Quelques heures à peine après la mort de Louis Cane, autre artiste figure de la scène française des années 1960 et 1970, Daniel Spoerri, célèbre pour ses œuvres Eat Art, est décédé le 6 novembre à l’âge de 94 ans.
Né en 1930 à Galați en Roumanie, il grandit en Suisse, où il est danseur étoile à l’Opéra de Berne jusqu’en 1957, puis devient metteur en scène, décorateur et acteur de théâtre. C’est là qu’il rencontre Jean Tinguely ainsi que des artistes Fluxus comme Robert Filliou, Dieter Roth et Emmett Williams. Il s’installe à Paris en 1959, dans une petite chambre de l’hôtel de Carcassonne où il réalise ses premières œuvres à partir d’objets chinés aux puces. En 1960, il signe le manifeste des Nouveaux Réalistes, rédigé par le critique d’art Pierre Restany et Yves Klein, aux côtés entre autres de César, Jean Tinguely, Niki de Saint Phalle et Martial Raysse.
Les œuvres emblématiques de Daniel Spoerri sont les « tables-pièges »des tables contenant les restes de repas que l’artiste place verticalement sur le mur, à la manière d’un tableau. Ils comprennent la nappe, les couverts et surtout les restes de nourriture, de boissons ainsi que les mégots de cigarettes fixés sur la table. La composition est laissée au hasard, le seul geste de l’artiste étant de déplacer la table sur le mur.

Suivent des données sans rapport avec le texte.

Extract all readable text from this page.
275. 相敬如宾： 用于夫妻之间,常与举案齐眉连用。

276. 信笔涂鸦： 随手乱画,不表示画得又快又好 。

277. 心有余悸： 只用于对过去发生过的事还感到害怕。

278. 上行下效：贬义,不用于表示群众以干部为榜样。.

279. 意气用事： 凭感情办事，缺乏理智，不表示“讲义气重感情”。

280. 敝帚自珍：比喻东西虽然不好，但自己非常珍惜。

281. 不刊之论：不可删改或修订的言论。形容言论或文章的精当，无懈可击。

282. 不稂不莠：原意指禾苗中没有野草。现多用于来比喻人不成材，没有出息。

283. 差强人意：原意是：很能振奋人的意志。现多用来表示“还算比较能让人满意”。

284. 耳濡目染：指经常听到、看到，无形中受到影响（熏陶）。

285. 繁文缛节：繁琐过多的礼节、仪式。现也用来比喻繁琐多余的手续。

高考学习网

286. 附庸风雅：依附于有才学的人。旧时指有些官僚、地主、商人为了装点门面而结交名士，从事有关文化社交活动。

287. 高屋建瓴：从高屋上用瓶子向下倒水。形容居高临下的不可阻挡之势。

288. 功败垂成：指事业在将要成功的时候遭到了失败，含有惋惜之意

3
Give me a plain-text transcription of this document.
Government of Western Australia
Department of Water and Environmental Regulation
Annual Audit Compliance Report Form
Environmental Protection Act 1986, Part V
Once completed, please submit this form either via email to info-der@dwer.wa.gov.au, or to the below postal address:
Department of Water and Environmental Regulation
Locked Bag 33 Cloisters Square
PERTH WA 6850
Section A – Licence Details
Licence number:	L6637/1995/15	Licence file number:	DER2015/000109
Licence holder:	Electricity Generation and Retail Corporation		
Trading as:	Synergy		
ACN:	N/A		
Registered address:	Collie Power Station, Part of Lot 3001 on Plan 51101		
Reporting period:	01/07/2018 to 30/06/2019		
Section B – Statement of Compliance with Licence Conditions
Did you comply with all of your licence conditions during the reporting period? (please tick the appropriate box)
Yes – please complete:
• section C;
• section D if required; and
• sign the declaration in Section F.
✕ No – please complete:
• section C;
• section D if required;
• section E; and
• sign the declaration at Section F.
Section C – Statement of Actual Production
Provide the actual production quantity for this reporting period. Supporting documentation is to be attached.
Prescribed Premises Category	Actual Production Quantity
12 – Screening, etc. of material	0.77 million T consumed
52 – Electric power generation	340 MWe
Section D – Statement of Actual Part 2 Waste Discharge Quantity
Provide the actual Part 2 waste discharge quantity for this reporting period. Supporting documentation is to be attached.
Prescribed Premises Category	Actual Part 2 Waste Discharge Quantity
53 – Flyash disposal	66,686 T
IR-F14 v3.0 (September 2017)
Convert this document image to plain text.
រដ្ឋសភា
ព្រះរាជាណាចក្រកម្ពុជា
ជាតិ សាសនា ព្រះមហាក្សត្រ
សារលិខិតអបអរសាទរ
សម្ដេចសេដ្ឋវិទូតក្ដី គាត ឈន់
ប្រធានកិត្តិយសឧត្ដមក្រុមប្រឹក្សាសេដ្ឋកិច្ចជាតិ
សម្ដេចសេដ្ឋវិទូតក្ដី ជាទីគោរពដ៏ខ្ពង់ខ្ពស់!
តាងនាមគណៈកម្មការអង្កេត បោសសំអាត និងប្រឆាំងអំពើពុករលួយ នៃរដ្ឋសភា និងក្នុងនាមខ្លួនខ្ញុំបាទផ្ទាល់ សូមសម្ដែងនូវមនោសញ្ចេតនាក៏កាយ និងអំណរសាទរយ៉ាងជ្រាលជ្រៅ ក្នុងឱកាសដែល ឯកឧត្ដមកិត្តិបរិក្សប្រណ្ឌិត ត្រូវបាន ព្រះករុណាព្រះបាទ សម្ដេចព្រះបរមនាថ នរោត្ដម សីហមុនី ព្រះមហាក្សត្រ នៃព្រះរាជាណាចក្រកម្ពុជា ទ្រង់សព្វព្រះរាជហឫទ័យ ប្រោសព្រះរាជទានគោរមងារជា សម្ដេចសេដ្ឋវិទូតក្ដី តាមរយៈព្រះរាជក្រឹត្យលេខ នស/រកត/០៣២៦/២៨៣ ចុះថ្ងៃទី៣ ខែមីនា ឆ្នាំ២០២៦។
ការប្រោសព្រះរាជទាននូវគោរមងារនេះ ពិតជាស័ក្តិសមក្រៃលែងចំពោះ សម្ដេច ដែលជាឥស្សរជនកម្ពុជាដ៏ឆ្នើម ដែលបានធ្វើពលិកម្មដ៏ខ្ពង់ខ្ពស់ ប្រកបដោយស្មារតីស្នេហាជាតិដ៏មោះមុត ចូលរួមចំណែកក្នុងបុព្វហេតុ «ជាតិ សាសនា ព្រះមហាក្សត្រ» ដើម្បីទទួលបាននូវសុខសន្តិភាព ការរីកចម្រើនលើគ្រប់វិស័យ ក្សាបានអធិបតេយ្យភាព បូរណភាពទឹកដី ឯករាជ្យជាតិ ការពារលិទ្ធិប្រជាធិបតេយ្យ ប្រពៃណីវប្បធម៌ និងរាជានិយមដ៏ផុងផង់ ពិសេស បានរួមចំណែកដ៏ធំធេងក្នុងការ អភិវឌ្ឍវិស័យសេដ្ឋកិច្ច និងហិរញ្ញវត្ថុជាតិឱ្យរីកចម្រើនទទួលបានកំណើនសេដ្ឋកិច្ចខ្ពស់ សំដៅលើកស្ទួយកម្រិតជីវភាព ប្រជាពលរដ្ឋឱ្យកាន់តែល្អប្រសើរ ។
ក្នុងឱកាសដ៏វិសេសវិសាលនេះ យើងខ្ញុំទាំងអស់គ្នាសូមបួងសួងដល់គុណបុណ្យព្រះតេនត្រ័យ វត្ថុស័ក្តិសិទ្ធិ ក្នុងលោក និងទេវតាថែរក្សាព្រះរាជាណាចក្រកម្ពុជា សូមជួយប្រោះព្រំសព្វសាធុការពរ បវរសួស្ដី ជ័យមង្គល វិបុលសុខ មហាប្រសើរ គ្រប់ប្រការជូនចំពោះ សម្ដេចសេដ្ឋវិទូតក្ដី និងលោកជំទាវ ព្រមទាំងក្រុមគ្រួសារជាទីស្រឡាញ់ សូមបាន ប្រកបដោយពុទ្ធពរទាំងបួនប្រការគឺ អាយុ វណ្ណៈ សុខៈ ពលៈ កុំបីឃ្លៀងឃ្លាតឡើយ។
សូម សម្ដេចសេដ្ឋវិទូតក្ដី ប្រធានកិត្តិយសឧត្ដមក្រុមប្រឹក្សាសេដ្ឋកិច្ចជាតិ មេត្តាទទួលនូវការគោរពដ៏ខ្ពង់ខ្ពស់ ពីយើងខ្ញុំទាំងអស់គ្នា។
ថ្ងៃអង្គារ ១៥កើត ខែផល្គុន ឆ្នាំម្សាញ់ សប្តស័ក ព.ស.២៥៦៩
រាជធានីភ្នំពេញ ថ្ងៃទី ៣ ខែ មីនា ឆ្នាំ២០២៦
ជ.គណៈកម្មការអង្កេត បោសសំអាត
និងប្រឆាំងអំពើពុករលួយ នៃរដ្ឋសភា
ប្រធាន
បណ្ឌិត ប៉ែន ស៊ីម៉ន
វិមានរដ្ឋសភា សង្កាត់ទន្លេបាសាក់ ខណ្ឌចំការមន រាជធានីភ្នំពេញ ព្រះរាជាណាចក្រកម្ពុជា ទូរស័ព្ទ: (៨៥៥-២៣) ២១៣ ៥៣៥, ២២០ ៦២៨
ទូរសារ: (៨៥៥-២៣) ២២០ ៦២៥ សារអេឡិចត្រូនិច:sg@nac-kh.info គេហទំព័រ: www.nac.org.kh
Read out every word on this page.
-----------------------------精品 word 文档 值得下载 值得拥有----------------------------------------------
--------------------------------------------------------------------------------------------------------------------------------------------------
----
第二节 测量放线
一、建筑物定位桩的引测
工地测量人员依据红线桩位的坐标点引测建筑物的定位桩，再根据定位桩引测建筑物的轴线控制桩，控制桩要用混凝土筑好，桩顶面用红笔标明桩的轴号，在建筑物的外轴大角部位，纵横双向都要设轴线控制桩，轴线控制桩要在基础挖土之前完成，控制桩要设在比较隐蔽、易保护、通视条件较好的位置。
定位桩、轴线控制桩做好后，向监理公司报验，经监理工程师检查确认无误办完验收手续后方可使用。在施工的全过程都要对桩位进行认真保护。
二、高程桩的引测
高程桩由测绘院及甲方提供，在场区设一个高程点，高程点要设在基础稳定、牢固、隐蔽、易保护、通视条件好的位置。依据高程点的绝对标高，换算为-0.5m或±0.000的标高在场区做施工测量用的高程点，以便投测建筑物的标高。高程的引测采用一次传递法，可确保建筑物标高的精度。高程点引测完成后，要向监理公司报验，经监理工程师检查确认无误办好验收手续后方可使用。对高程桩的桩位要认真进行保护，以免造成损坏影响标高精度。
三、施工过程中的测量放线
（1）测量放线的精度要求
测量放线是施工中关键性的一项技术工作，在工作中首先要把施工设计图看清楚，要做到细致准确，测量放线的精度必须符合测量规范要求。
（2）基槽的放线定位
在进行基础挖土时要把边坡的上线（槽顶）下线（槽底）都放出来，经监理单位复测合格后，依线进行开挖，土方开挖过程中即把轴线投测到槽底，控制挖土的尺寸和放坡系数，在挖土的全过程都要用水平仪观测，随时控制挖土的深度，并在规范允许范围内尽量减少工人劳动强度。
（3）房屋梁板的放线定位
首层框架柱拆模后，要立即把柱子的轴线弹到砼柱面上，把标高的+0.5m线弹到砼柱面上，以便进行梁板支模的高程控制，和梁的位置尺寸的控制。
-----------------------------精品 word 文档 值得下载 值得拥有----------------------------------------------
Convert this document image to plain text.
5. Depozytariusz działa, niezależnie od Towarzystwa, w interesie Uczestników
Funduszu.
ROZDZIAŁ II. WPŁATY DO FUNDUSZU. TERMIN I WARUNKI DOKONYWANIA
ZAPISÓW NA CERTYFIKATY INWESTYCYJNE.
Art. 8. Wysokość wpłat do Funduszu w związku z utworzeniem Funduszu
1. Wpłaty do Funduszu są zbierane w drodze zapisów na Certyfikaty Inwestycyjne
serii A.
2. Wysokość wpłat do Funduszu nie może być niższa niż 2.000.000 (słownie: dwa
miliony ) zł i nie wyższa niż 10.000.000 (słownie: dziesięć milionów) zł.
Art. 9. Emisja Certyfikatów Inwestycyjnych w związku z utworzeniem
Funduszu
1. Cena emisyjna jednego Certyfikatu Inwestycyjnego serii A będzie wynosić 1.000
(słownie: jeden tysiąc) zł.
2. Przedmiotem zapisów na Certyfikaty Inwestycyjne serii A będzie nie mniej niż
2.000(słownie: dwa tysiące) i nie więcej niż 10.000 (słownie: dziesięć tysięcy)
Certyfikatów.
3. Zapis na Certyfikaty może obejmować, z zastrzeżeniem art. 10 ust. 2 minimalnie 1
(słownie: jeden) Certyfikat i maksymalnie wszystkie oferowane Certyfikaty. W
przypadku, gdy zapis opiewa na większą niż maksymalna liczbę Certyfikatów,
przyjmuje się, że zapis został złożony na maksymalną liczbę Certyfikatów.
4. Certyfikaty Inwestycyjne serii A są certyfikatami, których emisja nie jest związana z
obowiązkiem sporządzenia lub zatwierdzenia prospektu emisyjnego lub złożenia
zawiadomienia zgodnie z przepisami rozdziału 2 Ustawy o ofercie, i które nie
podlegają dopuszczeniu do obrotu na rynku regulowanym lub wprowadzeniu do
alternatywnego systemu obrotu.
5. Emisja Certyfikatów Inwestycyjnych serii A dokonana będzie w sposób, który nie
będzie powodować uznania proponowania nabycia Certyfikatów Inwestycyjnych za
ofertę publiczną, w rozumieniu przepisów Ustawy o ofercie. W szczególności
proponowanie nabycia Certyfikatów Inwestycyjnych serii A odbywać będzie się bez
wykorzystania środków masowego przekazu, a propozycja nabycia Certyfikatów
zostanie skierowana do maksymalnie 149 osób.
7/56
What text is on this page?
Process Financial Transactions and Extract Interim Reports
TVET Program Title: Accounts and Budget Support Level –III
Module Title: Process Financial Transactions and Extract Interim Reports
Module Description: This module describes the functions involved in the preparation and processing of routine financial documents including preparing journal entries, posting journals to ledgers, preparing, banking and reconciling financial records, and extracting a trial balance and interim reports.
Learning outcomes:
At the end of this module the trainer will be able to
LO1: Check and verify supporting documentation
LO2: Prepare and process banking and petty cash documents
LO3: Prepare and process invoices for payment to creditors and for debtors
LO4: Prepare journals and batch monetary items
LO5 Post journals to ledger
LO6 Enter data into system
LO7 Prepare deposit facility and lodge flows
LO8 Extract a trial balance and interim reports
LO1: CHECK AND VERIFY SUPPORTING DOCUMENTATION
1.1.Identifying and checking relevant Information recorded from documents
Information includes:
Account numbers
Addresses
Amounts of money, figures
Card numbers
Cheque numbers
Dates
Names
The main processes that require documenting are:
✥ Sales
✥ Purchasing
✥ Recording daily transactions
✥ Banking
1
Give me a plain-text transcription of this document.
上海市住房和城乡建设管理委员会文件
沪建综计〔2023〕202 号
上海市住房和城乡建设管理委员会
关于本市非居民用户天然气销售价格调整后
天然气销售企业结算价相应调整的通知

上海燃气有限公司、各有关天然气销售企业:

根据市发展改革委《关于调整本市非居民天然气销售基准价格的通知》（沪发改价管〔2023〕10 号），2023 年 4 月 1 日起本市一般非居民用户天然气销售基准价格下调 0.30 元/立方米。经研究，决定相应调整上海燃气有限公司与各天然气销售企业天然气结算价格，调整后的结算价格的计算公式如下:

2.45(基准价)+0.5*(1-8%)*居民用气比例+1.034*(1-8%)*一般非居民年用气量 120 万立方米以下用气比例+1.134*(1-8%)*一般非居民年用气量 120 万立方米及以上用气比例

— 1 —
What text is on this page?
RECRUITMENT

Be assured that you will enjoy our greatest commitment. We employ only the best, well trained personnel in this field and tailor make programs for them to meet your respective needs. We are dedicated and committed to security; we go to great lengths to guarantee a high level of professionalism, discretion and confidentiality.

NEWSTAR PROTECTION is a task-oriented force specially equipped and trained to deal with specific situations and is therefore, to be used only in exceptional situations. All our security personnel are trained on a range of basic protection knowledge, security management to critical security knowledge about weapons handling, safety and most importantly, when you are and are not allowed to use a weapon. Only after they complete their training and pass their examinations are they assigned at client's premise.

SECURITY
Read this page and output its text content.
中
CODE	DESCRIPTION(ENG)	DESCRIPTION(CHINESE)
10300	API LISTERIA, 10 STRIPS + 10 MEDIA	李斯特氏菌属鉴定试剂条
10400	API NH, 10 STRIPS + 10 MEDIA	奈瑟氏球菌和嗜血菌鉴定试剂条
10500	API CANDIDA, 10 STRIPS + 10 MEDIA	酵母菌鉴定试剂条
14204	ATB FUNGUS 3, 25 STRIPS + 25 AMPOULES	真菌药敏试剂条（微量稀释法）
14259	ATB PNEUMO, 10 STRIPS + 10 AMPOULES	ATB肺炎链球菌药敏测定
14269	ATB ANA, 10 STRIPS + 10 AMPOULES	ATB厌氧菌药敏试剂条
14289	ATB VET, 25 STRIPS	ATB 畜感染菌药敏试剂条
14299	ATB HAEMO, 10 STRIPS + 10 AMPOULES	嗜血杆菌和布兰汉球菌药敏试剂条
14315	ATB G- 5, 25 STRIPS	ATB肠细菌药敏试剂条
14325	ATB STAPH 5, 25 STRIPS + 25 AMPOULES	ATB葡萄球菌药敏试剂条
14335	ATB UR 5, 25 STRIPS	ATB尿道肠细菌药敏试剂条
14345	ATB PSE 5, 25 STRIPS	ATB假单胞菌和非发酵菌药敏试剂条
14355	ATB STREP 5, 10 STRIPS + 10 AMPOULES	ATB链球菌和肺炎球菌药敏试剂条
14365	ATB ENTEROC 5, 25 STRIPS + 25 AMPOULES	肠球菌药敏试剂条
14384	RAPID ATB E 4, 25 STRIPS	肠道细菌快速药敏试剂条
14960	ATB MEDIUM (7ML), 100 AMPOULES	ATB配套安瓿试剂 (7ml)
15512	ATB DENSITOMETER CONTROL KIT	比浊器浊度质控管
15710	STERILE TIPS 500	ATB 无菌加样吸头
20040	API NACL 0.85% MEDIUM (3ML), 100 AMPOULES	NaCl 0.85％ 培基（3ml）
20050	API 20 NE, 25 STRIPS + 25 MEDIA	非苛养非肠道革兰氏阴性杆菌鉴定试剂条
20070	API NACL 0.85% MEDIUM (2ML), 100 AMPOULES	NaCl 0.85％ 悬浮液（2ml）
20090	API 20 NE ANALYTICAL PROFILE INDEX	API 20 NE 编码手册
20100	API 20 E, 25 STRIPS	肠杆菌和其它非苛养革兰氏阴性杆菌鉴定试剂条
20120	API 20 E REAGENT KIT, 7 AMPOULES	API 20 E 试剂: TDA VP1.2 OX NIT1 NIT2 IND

Daniel Spoerri étend le concept de ce qu’il appelle Eat Art à d’autres types de créations. En 1963, il transforme la Galerie J en restaurant lors de l’exposition « 723 ustensiles de cuisine ». L’artiste invite des critiques d’art à servir les plats qu’il prépare, créant ainsi « tables-pièges » sur les tables, fixées au mur après le repas. Quelques années plus tard, il ouvre le restaurant Spoerri et la Eat Art Gallery à Düsseldorf, de 1968 à 1972. Parallèlement à ces œuvres collectives, l’artiste crée des objets tels que des produits d’épicerie estampillés. “oeuvre d’art” et créations en pâte à pain.
Influencé par le ready-made de Marcel Duchamp et les collages de journaux de peintures cubistes, Daniel Spoerri s’inscrit dans l’idée d’une « recyclage poétique de la réalité urbaine, industrielle, publicitaire ». Pour lui, les objets ne sont plus représentés mais présentés. “Je ne voulais pas faire de l’art, je voulais montrer que même une table est comme de l’art”il explique dans une interview. Il crée “désabuser l’oeil” qui ironisent sur la notion de trompe l’œil dans la peinture figurative. En 1961, il signe La doucheun jeu de mots visuel constitué d’une peinture de paysage avec un jet d’eau, sur laquelle il place une véritable pomme de douche.
Le travail de Daniel Spoerri ne se limite pas à la nourriture, même si cette matière est omniprésente dans son œuvre. Il corrige divers “situations d’objets”comme des boîtes, des produits de consommation et des objets plus organiques (os, crânes, poupées), présentés lors de l’exposition à la Galerie Anne Barrault pour son 90e anniversaire en 2020. Le critique d’art Pierre Restany parle de ses créations « natures mortes complètes du hasard objectif ». La nature morte est particulièrement marquée dans ses œuvres tardives, notamment Corps en morceauxx (1991-1993), une composition murale composée d’armures, de prothèses et de masques, rappelant les trophées de chasse et de guerre.
L’artiste a bénéficié d’une grande rétrospective au Centre Pompidou en 1990 et d’une exposition monographique intitulée « Le théâtre des objets » au MAMAC de Nice en 2021-2022. Au début des années 1990, il crée en Toscane un jardin de sculptures qui devient en 1997 le Fondation du jardin de Daniel Spoerrioù vous pourrez découvrir ses sculptures aux côtés de plus d’une centaine d’œuvres de 55 autres artistes, réparties sur 16 hectares.